Twins manager Ron Gardenhire seemed to understand that when he said, "I would have had to call my coaches up in the booth. Give me a headset and give me a flag, we can fix this stuff.''
But he quickly backtracked, remembering baseball's long tradition of blown calls, euphemistically referred to as "the human element."
"The great thing about baseball is the human element, and we always want to keep it that way," Gardenhire said. "I think if you saw the last game against Detroit, the ball looked like it might have hit Brandon [Inge's] jersey. That was a run. The game could have went that way, so breaks are part of it and they went against us this time."
Yeah, why use replay when you can just wait for the next awful call to even things out?
Unless, of course, all the calls go against you.
The Rockies must be wondering what they ever did to Jerry Meals and Ron Kulpa.
With Colorado and Philadelphia tied 5-5 in the top of the ninth of their pivotal Game 3, Jimmy Rollins on second and one out, Chase Utley appeared to foul a ball off himself in the batter's box.
When he began running to first I figured my eyes and my 46-inch HD TV must have tricked me.
As it turned out, it was Utley's action that tricked the umps. Replays revealed the ball had clearly hit him in the leg before rolling fair, but home plate ump Meals missed it.
Huston Street pounced on the ball near the first-base line and threw the ball over Utley's head to first baseman Todd Helton who made an acrobatic catch-and-toe-drag as he crossed the base.
Kulpa called Utley safe, bringing an argument from Helton and Rockies manager Jim Tracy. Replays supported Helton and Tracy's dissent.
So after missing calls at third and second in Game 1, Meals and Kulpa completed their cycle with missed calls at home and first in Game 3. All against the Rockies.
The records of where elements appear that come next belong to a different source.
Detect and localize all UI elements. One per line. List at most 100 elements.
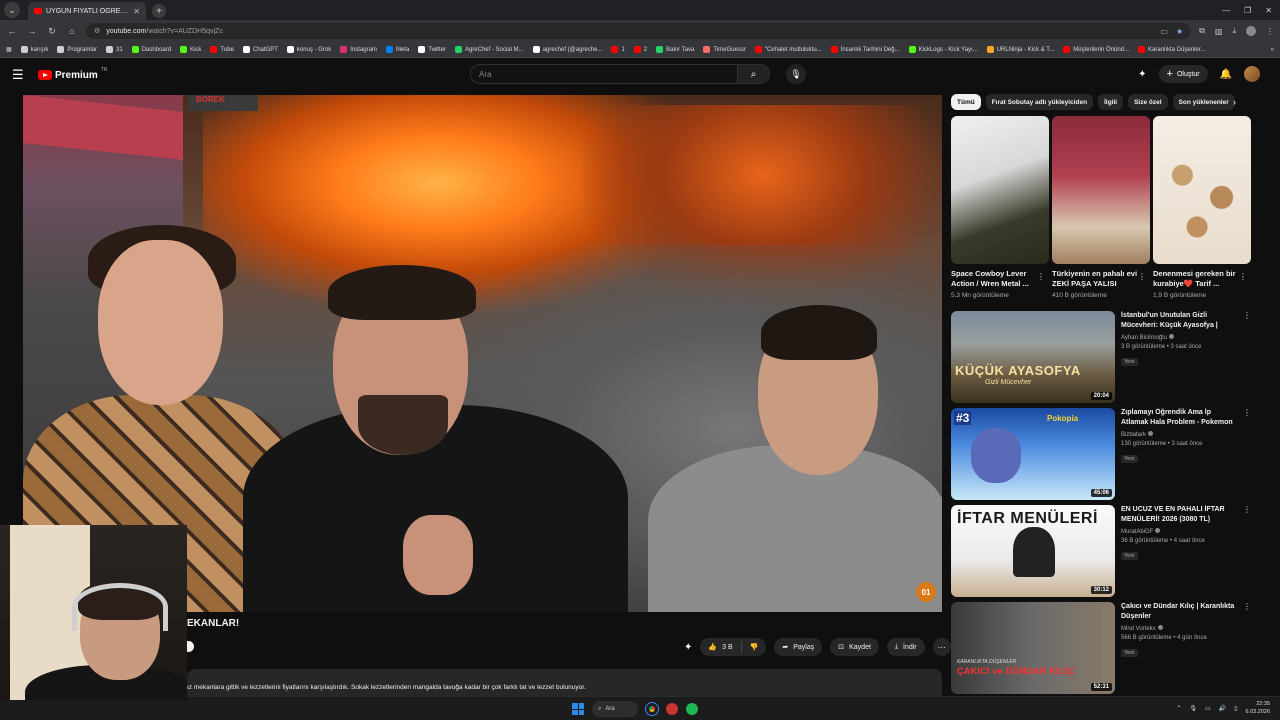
video-thumbnail[interactable]: #3 Pokopia 45:06 — [951, 408, 1115, 500]
short-thumbnail[interactable] — [1052, 116, 1150, 264]
video-title[interactable]: Zıplamayı Öğrendik Ama İp Atlamak Hala P… — [1121, 408, 1239, 428]
tab-close-icon[interactable]: ✕ — [133, 7, 140, 16]
bookmark-item[interactable]: Twitter — [418, 46, 446, 53]
bookmark-item[interactable]: Kick — [180, 46, 201, 53]
dislike-button[interactable]: 👎 — [742, 643, 767, 651]
back-icon[interactable]: ← — [6, 26, 18, 36]
video-thumbnail[interactable]: KARANLIKTA DÜŞENLER ÇAKICI ve DÜNDAR KILI… — [951, 602, 1115, 694]
bookmark-item[interactable]: AgreChef - Social M... — [454, 46, 524, 53]
more-options-icon[interactable]: ⋮ — [1243, 505, 1251, 514]
bookmark-item[interactable]: Karanlıkta Düşenler... — [1138, 46, 1205, 53]
channel-name[interactable]: MuratAbiGF — [1121, 529, 1153, 535]
youtube-premium-logo[interactable]: Premium TR — [38, 67, 107, 81]
filter-chip[interactable]: Tümü — [951, 94, 981, 110]
bookmark-item[interactable]: 31 — [106, 46, 123, 53]
more-options-icon[interactable]: ⋮ — [1243, 602, 1251, 611]
windows-start-icon[interactable] — [572, 703, 584, 715]
extensions-icon[interactable]: ⧉ — [1199, 26, 1205, 36]
filter-chip[interactable]: İlgili — [1098, 94, 1124, 110]
downloads-icon[interactable]: ⤓ — [1232, 26, 1236, 36]
more-options-icon[interactable]: ⋮ — [1037, 272, 1045, 281]
minimize-icon[interactable]: — — [1222, 6, 1230, 15]
apps-grid-icon[interactable]: ▦ — [6, 46, 12, 53]
short-title[interactable]: Denenmesi gereken bir kurabiye❤️ Tarif .… — [1153, 269, 1241, 289]
video-thumbnail[interactable]: KÜÇÜK AYASOFYA Gizli Mücevher 20:04 — [951, 311, 1115, 403]
side-panel-icon[interactable]: ▥ — [1215, 27, 1223, 36]
bookmark-item[interactable]: Dashboard — [131, 46, 171, 53]
video-thumbnail[interactable]: İFTAR MENÜLERİ 30:12 — [951, 505, 1115, 597]
bookmark-item[interactable]: URLNinja - Kick & T... — [986, 46, 1054, 53]
channel-name[interactable]: Ayhan Bicilmoğlu — [1121, 335, 1167, 341]
taskbar-search[interactable]: ⌕ Ara — [592, 701, 638, 717]
video-title[interactable]: İstanbul'un Unutulan Gizli Mücevheri: Kü… — [1121, 311, 1239, 331]
address-bar[interactable]: ⚙ youtube.com/watch?v=AUZDH5qvjZc ▭ ★ — [86, 23, 1192, 39]
more-options-icon[interactable]: ⋮ — [1239, 272, 1247, 281]
more-options-icon[interactable]: ⋮ — [1138, 272, 1146, 281]
search-icon[interactable]: ⌕ — [738, 64, 770, 84]
save-button[interactable]: ⊡ Kaydet — [830, 638, 879, 656]
notifications-bell-icon[interactable]: 🔔 — [1220, 69, 1232, 80]
more-options-icon[interactable]: ⋮ — [1243, 408, 1251, 417]
recommended-video[interactable]: KARANLIKTA DÜŞENLER ÇAKICI ve DÜNDAR KILI… — [951, 602, 1251, 694]
create-button[interactable]: + Oluştur — [1158, 65, 1208, 83]
short-title[interactable]: Türkiyenin en pahalı evi ZEKİ PAŞA YALIS… — [1052, 269, 1140, 289]
bookmark-item[interactable]: Tube — [210, 46, 234, 53]
more-options-icon[interactable]: ⋮ — [1243, 311, 1251, 320]
bookmark-item[interactable]: ChatGPT — [242, 46, 278, 53]
more-actions-icon[interactable]: ⋯ — [932, 638, 951, 656]
description-box[interactable]: ız mekanlara gittik ve lezzetlerini fiya… — [187, 669, 942, 696]
video-title[interactable]: Çakıcı ve Dündar Kılıç | Karanlıkta Düşe… — [1121, 602, 1239, 622]
filter-chip[interactable]: Son yüklenenler — [1172, 94, 1235, 110]
network-icon[interactable]: ▭ — [1205, 705, 1211, 712]
bookmark-star-icon[interactable]: ★ — [1176, 27, 1183, 36]
short-title[interactable]: Space Cowboy Lever Action / Wren Metal .… — [951, 269, 1039, 289]
profile-avatar-icon[interactable] — [1246, 26, 1256, 36]
filter-chip[interactable]: Size özel — [1128, 94, 1168, 110]
ai-sparkle-icon[interactable]: ✦ — [1138, 69, 1146, 80]
bookmark-item[interactable]: karışık — [20, 46, 48, 53]
short-item[interactable]: Space Cowboy Lever Action / Wren Metal .… — [951, 116, 1049, 299]
bookmark-item[interactable]: 1 — [611, 46, 625, 53]
clock[interactable]: 22:35 6.03.2026 — [1246, 700, 1270, 716]
home-icon[interactable]: ⌂ — [66, 26, 78, 36]
video-title[interactable]: EN UCUZ VE EN PAHALI İFTAR MENÜLERİ! 202… — [1121, 505, 1239, 525]
short-item[interactable]: Türkiyenin en pahalı evi ZEKİ PAŞA YALIS… — [1052, 116, 1150, 299]
bookmark-item[interactable]: Programlar — [57, 46, 97, 53]
menu-icon[interactable]: ☰ — [12, 67, 32, 83]
search-input[interactable] — [479, 69, 737, 79]
microphone-tray-icon[interactable]: 🎙 — [1189, 705, 1197, 712]
like-button[interactable]: 👍 3 B — [700, 641, 742, 653]
chrome-icon[interactable] — [645, 702, 659, 716]
bookmark-item[interactable]: Instagram — [340, 46, 377, 53]
new-tab-button[interactable]: + — [152, 4, 166, 18]
battery-icon[interactable]: ▯ — [1234, 705, 1237, 712]
ask-ai-icon[interactable]: ✦ — [684, 642, 692, 653]
short-thumbnail[interactable] — [1153, 116, 1251, 264]
bookmark-item[interactable]: KickLogs - Kick Yayı... — [908, 46, 978, 53]
bookmark-item[interactable]: Müşterilerin Önünd... — [1063, 46, 1129, 53]
bookmark-item[interactable]: Meta — [385, 46, 409, 53]
bookmark-item[interactable]: "Cehalet mutluluktu... — [754, 46, 822, 53]
cast-icon[interactable]: ▭ — [1160, 27, 1168, 36]
bookmarks-overflow-button[interactable]: » — [1271, 47, 1274, 53]
browser-tab-active[interactable]: UYGUN FİYATLI ÖĞRENCİ DOSTU ✕ — [28, 2, 146, 20]
forward-icon[interactable]: → — [26, 26, 38, 36]
channel-name[interactable]: Bizbatark — [1121, 432, 1146, 438]
maximize-icon[interactable]: ❐ — [1244, 6, 1251, 15]
site-info-icon[interactable]: ⚙ — [94, 27, 100, 35]
chevron-right-icon[interactable]: › — [1233, 97, 1236, 107]
microphone-icon[interactable]: 🎙 — [786, 64, 806, 84]
bookmark-item[interactable]: agrechef (@agreche... — [532, 46, 602, 53]
recommended-video[interactable]: #3 Pokopia 45:06 Zıplamayı Öğrendik Ama İp … — [951, 408, 1251, 500]
bookmark-item[interactable]: Bakır Tava — [656, 46, 694, 53]
channel-name[interactable]: Mind Vortekx — [1121, 626, 1156, 632]
short-item[interactable]: Denenmesi gereken bir kurabiye❤️ Tarif .… — [1153, 116, 1251, 299]
system-tray-chevron-icon[interactable]: ⌃ — [1176, 705, 1181, 712]
reload-icon[interactable]: ↻ — [46, 26, 58, 37]
user-avatar[interactable] — [1244, 66, 1260, 82]
close-window-icon[interactable]: ✕ — [1265, 6, 1272, 15]
volume-icon[interactable]: 🔊 — [1219, 705, 1226, 712]
share-button[interactable]: ➦ Paylaş — [774, 638, 823, 656]
tab-search-icon[interactable]: ⌄ — [4, 2, 20, 18]
short-thumbnail[interactable] — [951, 116, 1049, 264]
Meals admitted his mistake.
"Yeah, the ball came up and grazed off his leg and continued rolling up the line," Meals said. "No. 1, it wasn't seen by myself or anybody. If you look at it, you'll be able to see it."
What do you mean, "if you look at it"? Oh, right, you mean, if you look at it on replay. If only we had that futuristic technology.
So not only did Meals admit he blew the call, he as much as said that the only way to get the call right would be to "look at it."
Meals's mea culpa must be cold comfort for the Rockies as they look forward to 2010 spring training.
No mea culpa from Mr. Kulpa.
And not only was there no "our bad" from Selig, he thinks things are fine the way they are. Just another missed call by Major League Baseball this October.